His eyes, Katsa had never seen such eyes. One was silver, and the other, gold. They glowed in his sun-darkened face, uneven, and strange. She was surprised that they hadn't shone in the darkness of their first meeting. They didn't seem human....
Then he raised his eyebrows a hair, and his mouth shifted into the hint of a smirk. He nodded at her, just barely, and it released her from her spell.
Cocky, she thought. Cocky and arrogant, this one, and that was all there was to make of him. Whatever game he was playing, if he expected her to join him he would be disappointed.
In a world where people born with an extreme skill - called a Grace - are feared and exploited, Katsa carries the burden of the skill even she despises: the Grace of killing. She lives under the command of her uncle Randa, King of the Middluns, and is expected to execute his dirty work, punishing and torturing anyone who displeases him.
When she first meets Prince Po, who is Graced with combat skills, Katsa has no hint of how her life is about to change.
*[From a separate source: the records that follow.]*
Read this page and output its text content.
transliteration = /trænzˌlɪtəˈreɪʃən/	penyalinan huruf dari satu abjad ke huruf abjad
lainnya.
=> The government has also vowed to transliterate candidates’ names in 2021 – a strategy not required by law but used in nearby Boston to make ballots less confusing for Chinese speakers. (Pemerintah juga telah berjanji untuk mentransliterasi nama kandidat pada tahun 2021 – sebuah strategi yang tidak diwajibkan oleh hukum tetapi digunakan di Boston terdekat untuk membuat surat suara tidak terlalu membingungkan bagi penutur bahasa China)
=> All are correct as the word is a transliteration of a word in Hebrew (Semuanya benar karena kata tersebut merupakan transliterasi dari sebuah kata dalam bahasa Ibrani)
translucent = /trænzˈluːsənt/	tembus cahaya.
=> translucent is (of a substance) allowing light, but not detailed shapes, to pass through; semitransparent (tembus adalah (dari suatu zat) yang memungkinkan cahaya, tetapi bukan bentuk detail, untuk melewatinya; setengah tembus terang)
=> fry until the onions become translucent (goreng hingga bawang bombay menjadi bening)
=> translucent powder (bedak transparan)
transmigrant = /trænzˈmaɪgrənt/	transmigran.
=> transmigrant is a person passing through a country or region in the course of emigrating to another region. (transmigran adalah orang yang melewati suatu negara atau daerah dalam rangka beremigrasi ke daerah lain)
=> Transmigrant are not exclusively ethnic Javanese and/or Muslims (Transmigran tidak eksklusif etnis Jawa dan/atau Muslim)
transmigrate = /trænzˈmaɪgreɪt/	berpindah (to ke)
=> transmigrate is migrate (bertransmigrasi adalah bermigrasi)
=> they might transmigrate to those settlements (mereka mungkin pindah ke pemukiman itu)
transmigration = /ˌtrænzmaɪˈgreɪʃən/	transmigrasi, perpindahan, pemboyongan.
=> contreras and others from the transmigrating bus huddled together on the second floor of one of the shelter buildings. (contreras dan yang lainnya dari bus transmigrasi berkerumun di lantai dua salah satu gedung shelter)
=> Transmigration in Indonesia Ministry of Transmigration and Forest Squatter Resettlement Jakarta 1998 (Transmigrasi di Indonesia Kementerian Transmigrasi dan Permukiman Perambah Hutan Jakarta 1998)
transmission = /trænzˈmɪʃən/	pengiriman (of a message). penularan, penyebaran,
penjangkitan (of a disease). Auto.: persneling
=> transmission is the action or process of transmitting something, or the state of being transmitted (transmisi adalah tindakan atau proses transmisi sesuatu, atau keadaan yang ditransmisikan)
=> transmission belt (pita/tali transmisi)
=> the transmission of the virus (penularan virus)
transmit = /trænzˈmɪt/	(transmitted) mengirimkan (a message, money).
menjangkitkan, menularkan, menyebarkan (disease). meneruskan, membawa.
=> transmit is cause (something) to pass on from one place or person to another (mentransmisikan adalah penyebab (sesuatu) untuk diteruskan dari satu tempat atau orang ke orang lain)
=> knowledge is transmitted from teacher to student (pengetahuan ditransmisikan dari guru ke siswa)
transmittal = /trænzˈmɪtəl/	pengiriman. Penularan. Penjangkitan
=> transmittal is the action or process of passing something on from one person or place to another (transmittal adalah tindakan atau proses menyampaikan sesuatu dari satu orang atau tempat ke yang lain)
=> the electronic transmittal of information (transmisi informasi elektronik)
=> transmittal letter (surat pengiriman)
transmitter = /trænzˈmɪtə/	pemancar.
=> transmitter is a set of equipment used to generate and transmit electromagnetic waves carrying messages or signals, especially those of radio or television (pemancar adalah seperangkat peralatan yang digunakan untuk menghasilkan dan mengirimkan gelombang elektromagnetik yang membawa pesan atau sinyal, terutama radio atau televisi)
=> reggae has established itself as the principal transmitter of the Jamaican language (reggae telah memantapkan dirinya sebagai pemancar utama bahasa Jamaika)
She never expects to become Po's friend.
She never expects to learn a new truth about her own Grace - or about a terrible secret that lies hidden far away...a secret that could destroy all seven kingdoms with words alone.
I had just been coming down from my Hunger Games high (as I call it) when I started Graceling, and seeing as both books deal with powerful female main characters, I was extremely tempted to start--and finish--this book.
Graceling starts off well, and I really enjoyed a lot of the character development, not to mention the setting. I loved the relationship between both of the main characters and how it grows, but I wish that it would have been elaborated on a little more. We get that they're in love and they know it but they also don't know it at the same time, but I just felt like there could have been a smoother progression of their imminent love. Another thing that I wasn't really fond of was the detail throughout the end of the book, I felt that some of the detail just wasn't necessary to the story and it distracted me (a little, not as much as the Iron King, which I just couldn't finish) from the plot of the story. Also, much like Breaking Dawn and City of Glass I felt that the ending to the story was just too soon and lacked a lot of detail. Once again, the story was set up for a fantasticly menacing ending, and then it just... ends. Just like that.
Overall, Graceling was a good read. It wasn't one of the best, but it also wasn't one of the worst. I definitely want to continue with the series, but it's not high on my to-buy list.